Because objects in an array are required to be contiguous. Objects declared consecutively on the stack(in source code, not machine) are not[required to be contiguous], although they can be.
标准对此只字未提。编译器可以自由地在项之间插入任何它想要的填充。
(如果我不得不猜测,我猜测您的编译器在调试模式下实现了某种形式的堆栈保护/金丝雀(并且您正在调试模式下进行编译))
The standard says nothing about this. The compiler is free to insert whatever padding it wants between the items.
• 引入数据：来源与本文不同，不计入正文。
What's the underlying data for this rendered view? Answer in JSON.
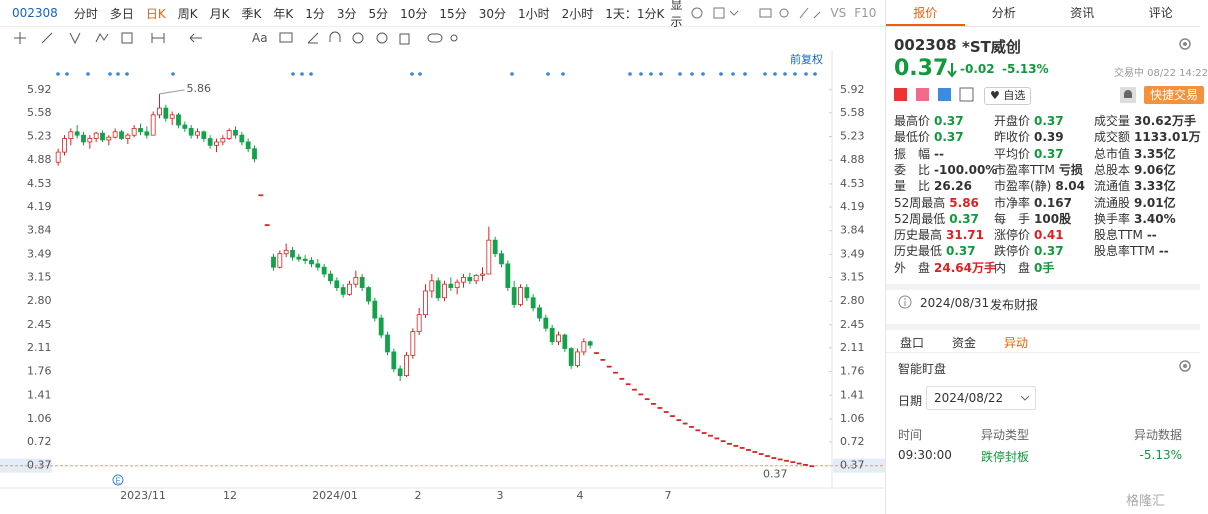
{
  "toolbar": {
    "code": "002308",
    "periods": [
      "分时",
      "多日",
      "日K",
      "周K",
      "月K",
      "季K",
      "年K",
      "1分",
      "3分",
      "5分",
      "10分",
      "15分",
      "30分",
      "1小时",
      "2小时",
      "1天：1分K"
    ],
    "active": 2,
    "display": "显示",
    "vs": "VS",
    "f10": "F10",
    "text_tool": "Aa"
  },
  "chart_data": {
    "type": "candlestick",
    "adjust_label": "前复权",
    "up_color": "#e02020",
    "down_color": "#12a34a",
    "ylim": [
      0.1,
      6.36
    ],
    "yticks": [
      5.92,
      5.58,
      5.23,
      4.88,
      4.53,
      4.19,
      3.84,
      3.49,
      3.15,
      {
        "value": 2.8,
        "label": "2.80"
      },
      2.45,
      2.11,
      1.76,
      1.41,
      1.06,
      0.72,
      0.37
    ],
    "xlabels": [
      "2023/11",
      "12",
      "2024/01",
      "2",
      "3",
      "4",
      "7"
    ],
    "high_label": 5.86,
    "last_price": 0.37,
    "event_marker": "E",
    "candles": [
      [
        4.85,
        5.05,
        4.8,
        5.0
      ],
      [
        5.0,
        5.25,
        4.95,
        5.2
      ],
      [
        5.2,
        5.35,
        5.1,
        5.3
      ],
      [
        5.3,
        5.4,
        5.2,
        5.25
      ],
      [
        5.25,
        5.3,
        5.1,
        5.15
      ],
      [
        5.15,
        5.25,
        5.05,
        5.2
      ],
      [
        5.2,
        5.3,
        5.15,
        5.28
      ],
      [
        5.28,
        5.32,
        5.15,
        5.18
      ],
      [
        5.18,
        5.25,
        5.1,
        5.22
      ],
      [
        5.22,
        5.35,
        5.2,
        5.3
      ],
      [
        5.3,
        5.33,
        5.18,
        5.2
      ],
      [
        5.2,
        5.28,
        5.12,
        5.25
      ],
      [
        5.25,
        5.4,
        5.22,
        5.35
      ],
      [
        5.35,
        5.42,
        5.25,
        5.3
      ],
      [
        5.3,
        5.38,
        5.2,
        5.25
      ],
      [
        5.25,
        5.6,
        5.25,
        5.55
      ],
      [
        5.55,
        5.86,
        5.5,
        5.65
      ],
      [
        5.65,
        5.7,
        5.45,
        5.5
      ],
      [
        5.5,
        5.6,
        5.4,
        5.55
      ],
      [
        5.55,
        5.58,
        5.35,
        5.4
      ],
      [
        5.4,
        5.45,
        5.3,
        5.35
      ],
      [
        5.35,
        5.4,
        5.2,
        5.25
      ],
      [
        5.25,
        5.35,
        5.2,
        5.3
      ],
      [
        5.3,
        5.32,
        5.15,
        5.2
      ],
      [
        5.2,
        5.25,
        5.05,
        5.1
      ],
      [
        5.1,
        5.2,
        5.0,
        5.15
      ],
      [
        5.15,
        5.25,
        5.1,
        5.2
      ],
      [
        5.2,
        5.35,
        5.18,
        5.32
      ],
      [
        5.32,
        5.38,
        5.2,
        5.25
      ],
      [
        5.25,
        5.3,
        5.1,
        5.15
      ],
      [
        5.15,
        5.2,
        5.0,
        5.05
      ],
      [
        5.05,
        5.1,
        4.85,
        4.9
      ],
      [
        4.37,
        4.37,
        4.37,
        4.37
      ],
      [
        3.93,
        3.93,
        3.93,
        3.93
      ],
      [
        3.45,
        3.5,
        3.25,
        3.3
      ],
      [
        3.3,
        3.55,
        3.28,
        3.5
      ],
      [
        3.5,
        3.65,
        3.45,
        3.55
      ],
      [
        3.55,
        3.6,
        3.4,
        3.45
      ],
      [
        3.45,
        3.5,
        3.38,
        3.42
      ],
      [
        3.42,
        3.48,
        3.35,
        3.4
      ],
      [
        3.4,
        3.45,
        3.3,
        3.35
      ],
      [
        3.35,
        3.42,
        3.25,
        3.3
      ],
      [
        3.3,
        3.35,
        3.15,
        3.2
      ],
      [
        3.2,
        3.25,
        3.05,
        3.1
      ],
      [
        3.1,
        3.15,
        2.95,
        3.0
      ],
      [
        3.0,
        3.05,
        2.85,
        2.9
      ],
      [
        2.9,
        3.1,
        2.88,
        3.05
      ],
      [
        3.05,
        3.25,
        3.0,
        3.15
      ],
      [
        3.15,
        3.2,
        2.95,
        3.0
      ],
      [
        3.0,
        3.02,
        2.75,
        2.8
      ],
      [
        2.8,
        2.85,
        2.5,
        2.55
      ],
      [
        2.55,
        2.6,
        2.25,
        2.3
      ],
      [
        2.3,
        2.35,
        2.0,
        2.05
      ],
      [
        2.05,
        2.1,
        1.75,
        1.8
      ],
      [
        1.8,
        1.85,
        1.62,
        1.7
      ],
      [
        1.7,
        2.05,
        1.68,
        2.0
      ],
      [
        2.0,
        2.4,
        1.95,
        2.35
      ],
      [
        2.35,
        2.7,
        2.3,
        2.6
      ],
      [
        2.6,
        3.05,
        2.55,
        2.95
      ],
      [
        2.95,
        3.2,
        2.85,
        3.1
      ],
      [
        3.1,
        3.15,
        2.8,
        2.85
      ],
      [
        2.85,
        3.1,
        2.8,
        3.05
      ],
      [
        3.05,
        3.15,
        2.95,
        3.0
      ],
      [
        3.0,
        3.12,
        2.9,
        3.08
      ],
      [
        3.08,
        3.2,
        3.0,
        3.15
      ],
      [
        3.15,
        3.22,
        3.05,
        3.1
      ],
      [
        3.1,
        3.2,
        3.05,
        3.18
      ],
      [
        3.18,
        3.3,
        3.1,
        3.2
      ],
      [
        3.2,
        3.9,
        3.2,
        3.7
      ],
      [
        3.7,
        3.75,
        3.45,
        3.5
      ],
      [
        3.5,
        3.55,
        3.3,
        3.35
      ],
      [
        3.35,
        3.4,
        2.95,
        3.0
      ],
      [
        3.0,
        3.1,
        2.7,
        2.75
      ],
      [
        2.75,
        3.05,
        2.72,
        3.0
      ],
      [
        3.0,
        3.05,
        2.8,
        2.85
      ],
      [
        2.85,
        2.9,
        2.65,
        2.7
      ],
      [
        2.7,
        2.75,
        2.5,
        2.55
      ],
      [
        2.55,
        2.6,
        2.35,
        2.4
      ],
      [
        2.4,
        2.45,
        2.15,
        2.2
      ],
      [
        2.2,
        2.35,
        2.15,
        2.3
      ],
      [
        2.3,
        2.32,
        2.05,
        2.1
      ],
      [
        2.1,
        2.12,
        1.8,
        1.85
      ],
      [
        1.85,
        2.1,
        1.82,
        2.05
      ],
      [
        2.05,
        2.25,
        2.0,
        2.2
      ],
      [
        2.2,
        2.22,
        2.1,
        2.15
      ],
      [
        2.04,
        2.04,
        2.04,
        2.04
      ],
      [
        1.94,
        1.94,
        1.94,
        1.94
      ],
      [
        1.84,
        1.84,
        1.84,
        1.84
      ],
      [
        1.75,
        1.75,
        1.75,
        1.75
      ],
      [
        1.66,
        1.66,
        1.66,
        1.66
      ],
      [
        1.58,
        1.58,
        1.58,
        1.58
      ],
      [
        1.5,
        1.5,
        1.5,
        1.5
      ],
      [
        1.43,
        1.43,
        1.43,
        1.43
      ],
      [
        1.36,
        1.36,
        1.36,
        1.36
      ],
      [
        1.29,
        1.29,
        1.29,
        1.29
      ],
      [
        1.23,
        1.23,
        1.23,
        1.23
      ],
      [
        1.17,
        1.17,
        1.17,
        1.17
      ],
      [
        1.11,
        1.11,
        1.11,
        1.11
      ],
      [
        1.05,
        1.05,
        1.05,
        1.05
      ],
      [
        1.0,
        1.0,
        1.0,
        1.0
      ],
      [
        0.95,
        0.95,
        0.95,
        0.95
      ],
      [
        0.9,
        0.9,
        0.9,
        0.9
      ],
      [
        0.86,
        0.86,
        0.86,
        0.86
      ],
      [
        0.82,
        0.82,
        0.82,
        0.82
      ],
      [
        0.78,
        0.78,
        0.78,
        0.78
      ],
      [
        0.74,
        0.74,
        0.74,
        0.74
      ],
      [
        0.7,
        0.7,
        0.7,
        0.7
      ],
      [
        0.67,
        0.67,
        0.67,
        0.67
      ],
      [
        0.64,
        0.64,
        0.64,
        0.64
      ],
      [
        0.61,
        0.61,
        0.61,
        0.61
      ],
      [
        0.58,
        0.58,
        0.58,
        0.58
      ],
      [
        0.55,
        0.55,
        0.55,
        0.55
      ],
      [
        0.52,
        0.52,
        0.52,
        0.52
      ],
      [
        0.49,
        0.49,
        0.49,
        0.49
      ],
      [
        0.47,
        0.47,
        0.47,
        0.47
      ],
      [
        0.45,
        0.45,
        0.45,
        0.45
      ],
      [
        0.43,
        0.43,
        0.43,
        0.43
      ],
      [
        0.41,
        0.41,
        0.41,
        0.41
      ],
      [
        0.39,
        0.39,
        0.39,
        0.39
      ],
      [
        0.37,
        0.37,
        0.37,
        0.37
      ]
    ]
  },
  "quote": {
    "tabs": [
      "报价",
      "分析",
      "资讯",
      "评论"
    ],
    "active_tab": 0,
    "code": "002308",
    "name": "*ST威创",
    "price": "0.37",
    "change": "-0.02",
    "change_pct": "-5.13%",
    "status": "交易中 08/22 14:22",
    "watchlist": "自选",
    "trade": "快捷交易",
    "fields": [
      [
        {
          "label": "最高价",
          "value": "0.37",
          "tone": "down"
        },
        {
          "label": "开盘价",
          "value": "0.37",
          "tone": "down"
        },
        {
          "label": "成交量",
          "value": "30.62万手"
        }
      ],
      [
        {
          "label": "最低价",
          "value": "0.37",
          "tone": "down"
        },
        {
          "label": "昨收价",
          "value": "0.39"
        },
        {
          "label": "成交额",
          "value": "1133.01万"
        }
      ],
      [
        {
          "label": "振　幅",
          "value": "--"
        },
        {
          "label": "平均价",
          "value": "0.37",
          "tone": "down"
        },
        {
          "label": "总市值",
          "value": "3.35亿"
        }
      ],
      [
        {
          "label": "委　比",
          "value": "-100.00%"
        },
        {
          "label": "市盈率TTM",
          "value": "亏损"
        },
        {
          "label": "总股本",
          "value": "9.06亿"
        }
      ],
      [
        {
          "label": "量　比",
          "value": "26.26"
        },
        {
          "label": "市盈率(静)",
          "value": "8.04"
        },
        {
          "label": "流通值",
          "value": "3.33亿"
        }
      ],
      [
        {
          "label": "52周最高",
          "value": "5.86",
          "tone": "up"
        },
        {
          "label": "市净率",
          "value": "0.167"
        },
        {
          "label": "流通股",
          "value": "9.01亿"
        }
      ],
      [
        {
          "label": "52周最低",
          "value": "0.37",
          "tone": "down"
        },
        {
          "label": "每　手",
          "value": "100股"
        },
        {
          "label": "换手率",
          "value": "3.40%"
        }
      ],
      [
        {
          "label": "历史最高",
          "value": "31.71",
          "tone": "up"
        },
        {
          "label": "涨停价",
          "value": "0.41",
          "tone": "up"
        },
        {
          "label": "股息TTM",
          "value": "--"
        }
      ],
      [
        {
          "label": "历史最低",
          "value": "0.37",
          "tone": "down"
        },
        {
          "label": "跌停价",
          "value": "0.37",
          "tone": "down"
        },
        {
          "label": "股息率TTM",
          "value": "--"
        }
      ],
      [
        {
          "label": "外　盘",
          "value": "24.64万手",
          "tone": "up"
        },
        {
          "label": "内　盘",
          "value": "0手",
          "tone": "down"
        }
      ]
    ],
    "notice_date": "2024/08/31",
    "notice_text": "发布财报"
  },
  "monitor": {
    "tabs": [
      "盘口",
      "资金",
      "异动"
    ],
    "active_tab": 2,
    "title": "智能盯盘",
    "date_label": "日期",
    "date": "2024/08/22",
    "columns": [
      "时间",
      "异动类型",
      "异动数据"
    ],
    "rows": [
      [
        "09:30:00",
        "跌停封板",
        "-5.13%"
      ]
    ]
  },
  "watermark": "格隆汇"
}
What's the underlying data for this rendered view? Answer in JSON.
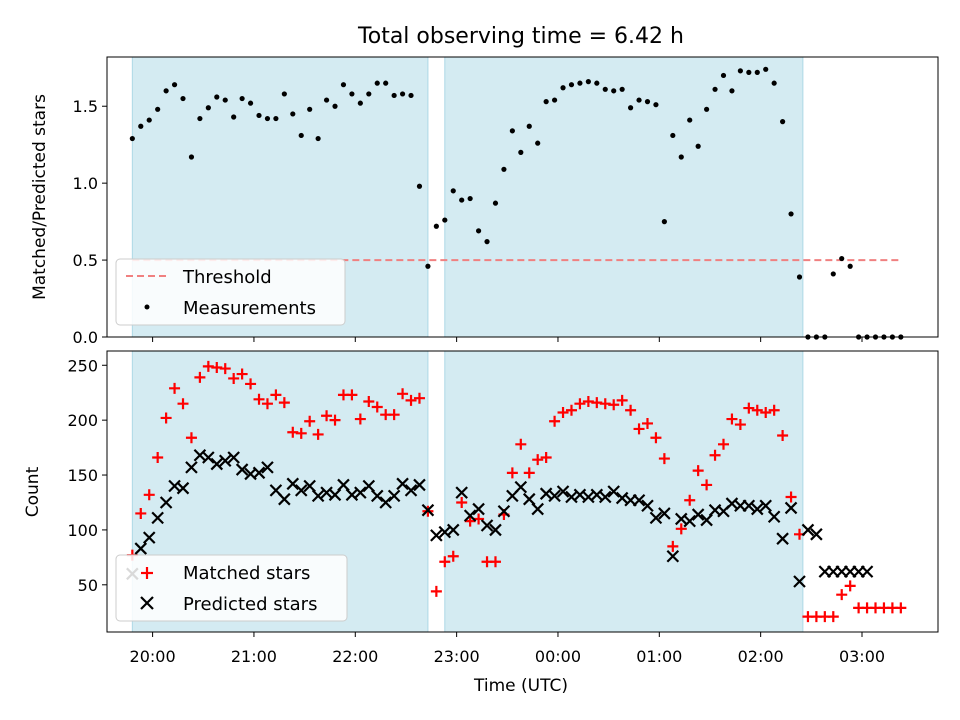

(If I had to guess, I'd guess that your compiler implements some form of stack protection/canary in debug mode (and that you are compiling in debug mode))
编译器不仅使用堆栈来保存局部变量 - 它还使用它来传递参数,以及由
std::cout引起的一些开销。这可能就是变量之间的额外空间的用途。如果您将变量设置为
静态,如下所示:...变量将被放置在 BSS 内存中,并且对齐方式更有可能符合您的预期。
其他答案阐明了数组被打包而单个项目未被打包的原因......
The compiler does not only use the stack for keeping your local variables - it also uses it for example for argument passing, and some of the overhead caused by
std::cout. That's probably what the extra space between your variables is used for.If you instead make your variables
static, like this:...the variables will be placed in BSS memory instead, and the alignment will more likely be what you expect.
The reason why arrays are packed, and individual items are not, is clarified by other answers...
原因是,在大多数架构上,未对齐加载速度很慢。请参阅关于数据结构对齐的维基百科条目以获得详细解释。编译器将每个数据结构放置在数据字的开头。但是,在数组中,项目连续放置在内存中(按照 C++ 标准的要求)。
The reason is that, on most architectures, unaligned loads are slow. See the Wikipedia entry on data structure alignment for a good explanation. The compiler places each one of your data structures at the start of a data word. However, in arrays, the items are placed contiguously in memory (as the C++ standard requires).